What do you think motivates a master-of-the-universe like Paulus? Or--to state my intended question more clearly--if you wanted to hire someone of Paulus' ability, what do you think his preeminent concern would be, in evaluating your job offer? (I pray that answer came easily.)
Under its current setup, society dangles huge rewards in front of those good at steering large business entities. Granting that the corporate governance marketplace suffers from bottlenecks, high executive compensation still makes social sense: Economic growth is beneficial--and greatly needed--whether driven by small or large entities. (Were a stratospheric executive to confide she was here 'primarily for the money', I'd not feel unease--I'd feel soothed.)
What then ought we make of a CEO who tells his board he'll work without compensation?:
The chief executive of Allina Hospitals and Clinics is voluntarily working without pay until the Twin Cities' biggest hospital chain reaches an agreement with its nurses.The reason?

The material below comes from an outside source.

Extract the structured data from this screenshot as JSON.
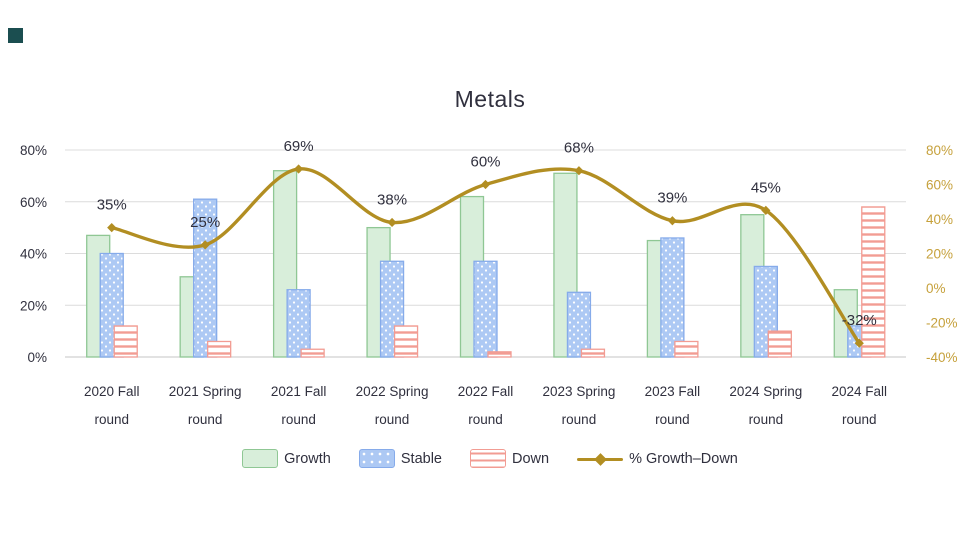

After Twin Cities nurses voted overwhelmingly to authorize a one-day strike last week, Ken Paulus sent an e-mail to all Allina employees saying he had asked his board to suspend his pay as a way to "align our leadership with you."A rather enjoyable pas de deux in the art of hypocrisy, no?
Both sides know high executive compensation makes economic sense--and both sides assume Joe Sixpack is incapable of grasping that high executive compensation probably works to his own benefit.
Both sides assume nurses--capitalizing on the masses' presumed economic illiteracy--will grandstand successfully over the 'injustice' of CEO remuneration. Accepting the public's economic voodoo as essentially immobile and permanent, Paulus doubles down--pretending to be that extra-nice corporate chieftain so spiritually one with his board he's willing to work for free--until the gallery goes away.